To many, the sight and sound of a bee is enough cause to run for the hills. Gretchen LeBuhn thinks of bees more fondly. Her life's work has been getting people to attract these insects, not run from them.
"It's bees that pollinate the good stuff," said the SF State biology professor. "I like to show students a picture of a field of grain and ask if they would like to eat only things made of this."
At the end of the month, LeBuhn will be sending out sunflower seeds to all willing growers for The Great Sunflower Project -- a study she created last spring.
Participants are sent sunflower seeds to plant in hopes of attracting bees. The researchers hope to monitor the status of the little known urban pollinators. The knowledge gained will tell scientists and conservationists what to do to help this essential part of city wildlife.
The Great Sunflower Project relies on "citizen science," when work is done outside the lab by ordinary people to allow a much greater quantity of results.
"People who participate [get] to see they are part of something much bigger and part of science," said Karen Purcell, an ornithology professor at Cornell University in Ithaca, NY.
Purcell has developed a program similar to LeBuhn's, in which sunflowers are used to monitor urban bird activity. The two have worked together several times.
Anyone can go on the project's Web site and order a free packet of seeds. Once the plant has developed, growers monitor twice a month the amount of time it takes for five bees to be attracted to the flower. The information is posted on the project's Web page where LeBuhn can process it.
The project has had unexpected levels of participation. At first intended to be a local study, it soon became national when in the first week, the Web site shut down due to high traffic.
This year, LeBuhn is expecting double the amount of last year's 25,000 participants and hopes to expand to Canada and Europe.
These impressive numbers have helped the Great Sunflower Project become a community, says LeBuhn.
In her office hangs a sloppy crayon drawing from a grower, showing a radiant yellow bumblebee flying next to an equally bright sunflower. Pieces of art and pictures have become common in LeBuhn's e-mail box.
Shannon Messerly worked as a student assistant for the project until she graduated last spring. It was not her professor's scientific skills that impressed her the most.

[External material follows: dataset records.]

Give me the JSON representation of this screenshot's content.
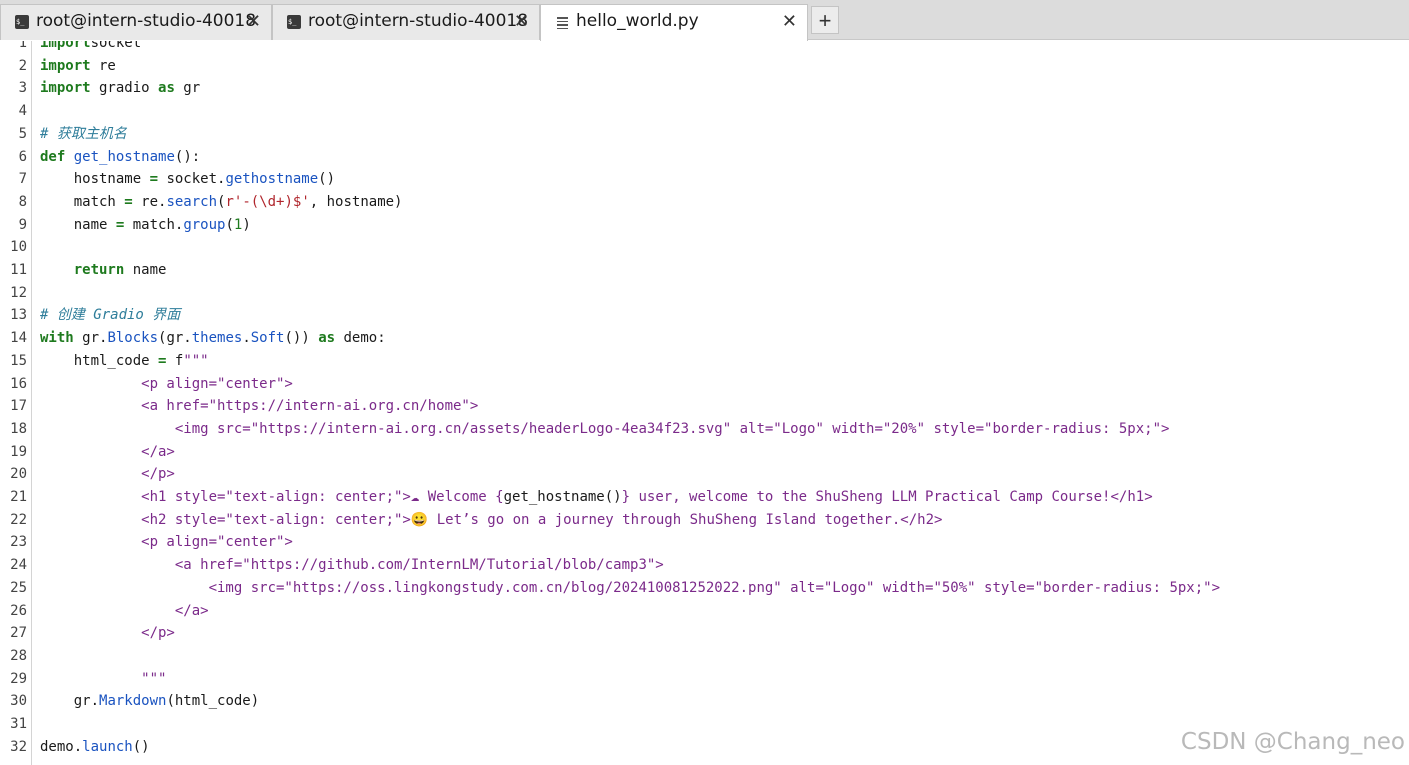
{
  "tabs": [
    {
      "label": "root@intern-studio-40018",
      "icon": "terminal-icon",
      "active": false
    },
    {
      "label": "root@intern-studio-40018",
      "icon": "terminal-icon",
      "active": false
    },
    {
      "label": "hello_world.py",
      "icon": "file-text-icon",
      "active": true
    }
  ],
  "add_tab_label": "+",
  "close_glyph": "✕",
  "terminal_glyph": "$_",
  "watermark": "CSDN @Chang_neo",
  "code_lines": [
    {
      "n": "1",
      "segs": [
        [
          "kw",
          "import"
        ],
        [
          "",
          "socket"
        ]
      ]
    },
    {
      "n": "2",
      "segs": [
        [
          "kw",
          "import"
        ],
        [
          "",
          " re"
        ]
      ]
    },
    {
      "n": "3",
      "segs": [
        [
          "kw",
          "import"
        ],
        [
          "",
          " gradio "
        ],
        [
          "kw",
          "as"
        ],
        [
          "",
          " gr"
        ]
      ]
    },
    {
      "n": "4",
      "segs": []
    },
    {
      "n": "5",
      "segs": [
        [
          "cm",
          "# 获取主机名"
        ]
      ]
    },
    {
      "n": "6",
      "segs": [
        [
          "kw",
          "def"
        ],
        [
          "",
          " "
        ],
        [
          "fn",
          "get_hostname"
        ],
        [
          "",
          "():"
        ]
      ]
    },
    {
      "n": "7",
      "segs": [
        [
          "",
          "    hostname "
        ],
        [
          "kw",
          "="
        ],
        [
          "",
          " socket."
        ],
        [
          "fn",
          "gethostname"
        ],
        [
          "",
          "()"
        ]
      ]
    },
    {
      "n": "8",
      "segs": [
        [
          "",
          "    match "
        ],
        [
          "kw",
          "="
        ],
        [
          "",
          " re."
        ],
        [
          "fn",
          "search"
        ],
        [
          "",
          "("
        ],
        [
          "regex",
          "r'-(\\d+)$'"
        ],
        [
          "",
          ", hostname)"
        ]
      ]
    },
    {
      "n": "9",
      "segs": [
        [
          "",
          "    name "
        ],
        [
          "kw",
          "="
        ],
        [
          "",
          " match."
        ],
        [
          "fn",
          "group"
        ],
        [
          "",
          "("
        ],
        [
          "num",
          "1"
        ],
        [
          "",
          ")"
        ]
      ]
    },
    {
      "n": "10",
      "segs": []
    },
    {
      "n": "11",
      "segs": [
        [
          "",
          "    "
        ],
        [
          "kw",
          "return"
        ],
        [
          "",
          " name"
        ]
      ]
    },
    {
      "n": "12",
      "segs": []
    },
    {
      "n": "13",
      "segs": [
        [
          "cm",
          "# 创建 Gradio 界面"
        ]
      ]
    },
    {
      "n": "14",
      "segs": [
        [
          "kw",
          "with"
        ],
        [
          "",
          " gr."
        ],
        [
          "fn",
          "Blocks"
        ],
        [
          "",
          "(gr."
        ],
        [
          "fn",
          "themes"
        ],
        [
          "",
          "."
        ],
        [
          "fn",
          "Soft"
        ],
        [
          "",
          "()) "
        ],
        [
          "kw",
          "as"
        ],
        [
          "",
          " demo:"
        ]
      ]
    },
    {
      "n": "15",
      "segs": [
        [
          "",
          "    html_code "
        ],
        [
          "kw",
          "="
        ],
        [
          "",
          " f"
        ],
        [
          "str",
          "\"\"\""
        ]
      ]
    },
    {
      "n": "16",
      "segs": [
        [
          "str",
          "            <p align=\"center\">"
        ]
      ]
    },
    {
      "n": "17",
      "segs": [
        [
          "str",
          "            <a href=\"https://intern-ai.org.cn/home\">"
        ]
      ]
    },
    {
      "n": "18",
      "segs": [
        [
          "str",
          "                <img src=\"https://intern-ai.org.cn/assets/headerLogo-4ea34f23.svg\" alt=\"Logo\" width=\"20%\" style=\"border-radius: 5px;\">"
        ]
      ]
    },
    {
      "n": "19",
      "segs": [
        [
          "str",
          "            </a>"
        ]
      ]
    },
    {
      "n": "20",
      "segs": [
        [
          "str",
          "            </p>"
        ]
      ]
    },
    {
      "n": "21",
      "segs": [
        [
          "str",
          "            <h1 style=\"text-align: center;\">☁ Welcome "
        ],
        [
          "brace",
          "{"
        ],
        [
          "",
          "get_hostname()"
        ],
        [
          "brace",
          "}"
        ],
        [
          "str",
          " user, welcome to the ShuSheng LLM Practical Camp Course!</h1>"
        ]
      ]
    },
    {
      "n": "22",
      "segs": [
        [
          "str",
          "            <h2 style=\"text-align: center;\">😀 Let’s go on a journey through ShuSheng Island together.</h2>"
        ]
      ]
    },
    {
      "n": "23",
      "segs": [
        [
          "str",
          "            <p align=\"center\">"
        ]
      ]
    },
    {
      "n": "24",
      "segs": [
        [
          "str",
          "                <a href=\"https://github.com/InternLM/Tutorial/blob/camp3\">"
        ]
      ]
    },
    {
      "n": "25",
      "segs": [
        [
          "str",
          "                    <img src=\"https://oss.lingkongstudy.com.cn/blog/202410081252022.png\" alt=\"Logo\" width=\"50%\" style=\"border-radius: 5px;\">"
        ]
      ]
    },
    {
      "n": "26",
      "segs": [
        [
          "str",
          "                </a>"
        ]
      ]
    },
    {
      "n": "27",
      "segs": [
        [
          "str",
          "            </p>"
        ]
      ]
    },
    {
      "n": "28",
      "segs": []
    },
    {
      "n": "29",
      "segs": [
        [
          "str",
          "            \"\"\""
        ]
      ]
    },
    {
      "n": "30",
      "segs": [
        [
          "",
          "    gr."
        ],
        [
          "fn",
          "Markdown"
        ],
        [
          "",
          "(html_code)"
        ]
      ]
    },
    {
      "n": "31",
      "segs": []
    },
    {
      "n": "32",
      "segs": [
        [
          "",
          "demo."
        ],
        [
          "fn",
          "launch"
        ],
        [
          "",
          "()"
        ]
      ]
    }
  ]
}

"In all things bees, she's got her stuff down," Messerly said. "But it's her people skills which [are] something you don't find much in science labs."
Though she has made few comments in class about her project, LeBuhn would like for more students at SF State to understand the importance of pollination. She says her lab will have free seeds for any willing student and that she has also thought about passing them out on campus.
"It'd be great coverage to get the students at this school from all over the bay."
LeBuhn has received a reaction as warm as the weather needed for her gardening. Her ultimate goal is to have planting sunflowers become an institution that reaches out to garden groups, elementary schools and families.
For now, LeBuhn loves doing a pollination study that allows her to work with people that raise excitement on a subject she is so passionate about.
"Everyone is having a good time," LeBuhn said. "Plus, people are also learning a lot about pollination."